Parental burnout: How to recognize it and what you can do to recover
Have you ever heard the term “life is life-ing right now”?
I’ve heard it used to describe the feeling when life’s ups and downs feel particularly intense and constant. Our personal and professional lives come with their own triumphs and challenges, and those peaks and valleys become that much sharper when our responsibilities as parents are thrown into the mix.
3 ways I navigate parental burnout
Many of us experience burnout. It’s the point at which we no longer have the full mental, emotional, and physical resources needed to meaningfully manage our lives.
If you are a parent experiencing burnout, know that you are not alone. When life starts life-ing, burnout can be around the corner, and so can unskillful words and actions toward ourselves and the ones we love the most.
Here are a few ways to navigate burnout both before it starts and when I’m in the throes of it.
1. Schedule regular self-check-ins
One of the reasons I’m so grateful for my mindfulness practice is that it’s helped me cultivate the habit of checking in with my mind, body, and emotions randomly throughout the day. Cultivating this habit of checking in with yourself anytime you can remember can be a crucial defense against the onset of burnout.

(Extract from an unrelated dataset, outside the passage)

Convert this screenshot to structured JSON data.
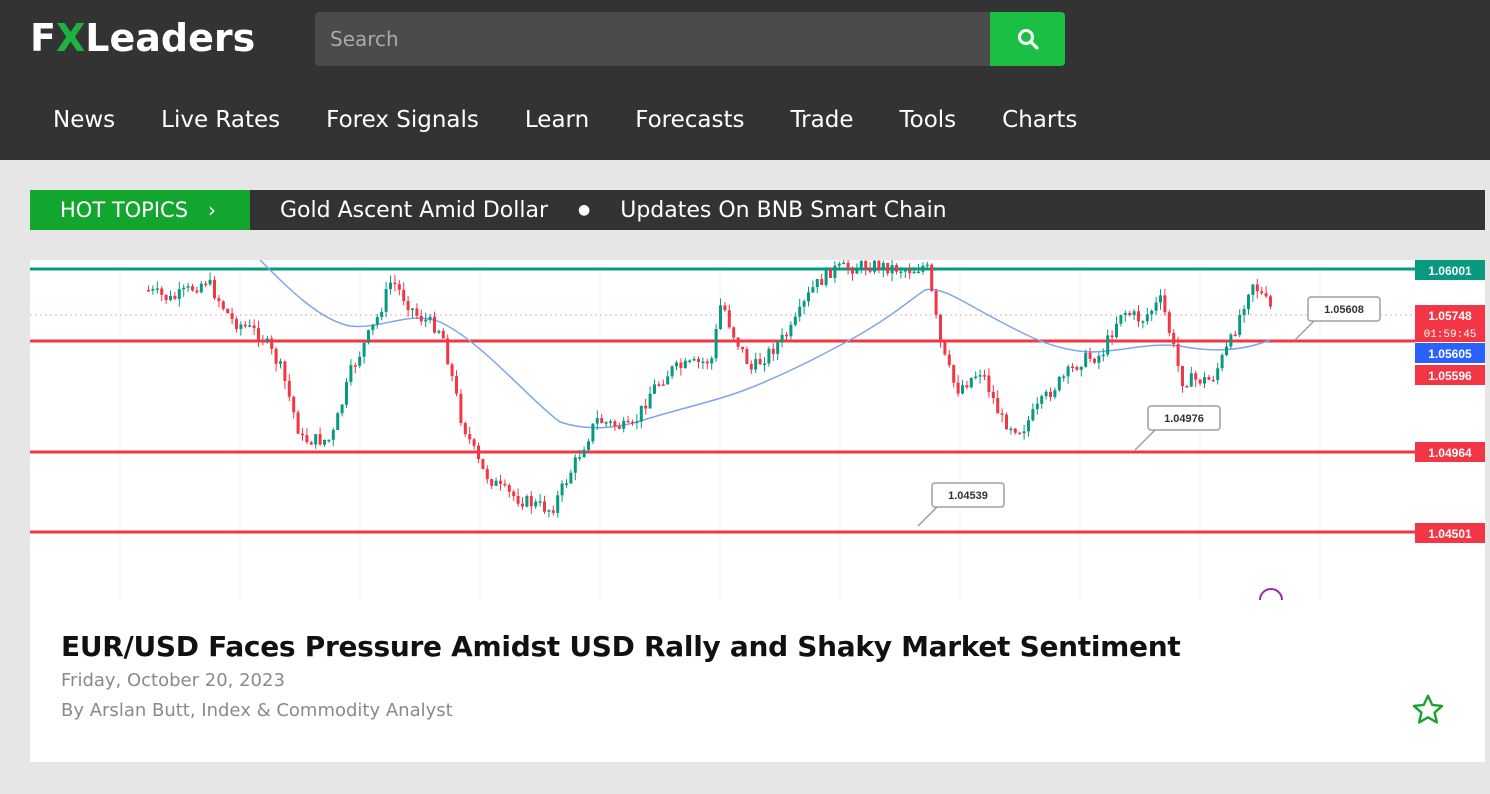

Try to think of yourself as a friend that you are checking up on regularly. You’re not checking in with them to judge them for how they’re feeling, but you have true concern for their well-being. When you do a light check-in with yourself—perhaps pausing to breathe and just noticing the state of your mind, body, and emotions—you can get an honest sense of how you’re doing in the moment. You can also see whether or not you feel resourced enough to proceed into the next moment, or if you need to take some deep breaths, offer yourself some words of encouragement or compassion, or ask for help as a way to support yourself.
2. Communicate your feelings
If you’re starting to feel stressed, irritable, exhausted, and overall under-resourced, you may be caught in the quicksand of burnout. In these moments, it’s important not to judge yourself harshly or be unkind to yourself, but to support yourself by asking for help or communicating your feelings so you feel heard.
For me, I am able to communicate with my wife when I feel like I’ve “hit a wall” and need some additional support with the kids. However, when she’s not available, I’ve noticed that simply acknowledging how difficult the moment is by saying to myself, “This is really hard right now,” helps me to recognize the truth of the situation—instead of denying it and making it harder on myself. If it feels age-appropriate, I may also communicate to my children that I’m having a hard time. I think it’s important to model for our kids that we are not superhuman.
3. Take time to rejuvenate, rest and restore
None of us can pour from an empty cup. When we are burnt out, we are literally running on fumes, and that doesn’t do anyone any good. In order to be the best versions of ourselves and, by extension, the best parents we can be, we need to take time to resource ourselves. Everybody might not understand your need to care for yourself, and it may be necessary for you to set a hard boundary for restoration and rejuvenation, but ultimately everyone will be better for it.
Whether it’s long, relaxing showers, regular formal meditation practice, taking walks in nature, doing something creative, watching your favorite show, listening to music, or a little bit of all of the above, taking time to rejuvenate, rest and restore works as a way to mitigate against and recover from burnout. (There are Singles on the Balance app, like positivity, relaxation, or even Sleep Journeys that can support you in the process of resourcing yourself in a meaningful way.)
As a fellow parent, I can say from experience that burnout is no fun and something to be taken seriously. Using mindfulness to check in with yourself, communicating when things are tough, and taking time to care for yourself are all ways that you can both protect yourself and heal from burnout.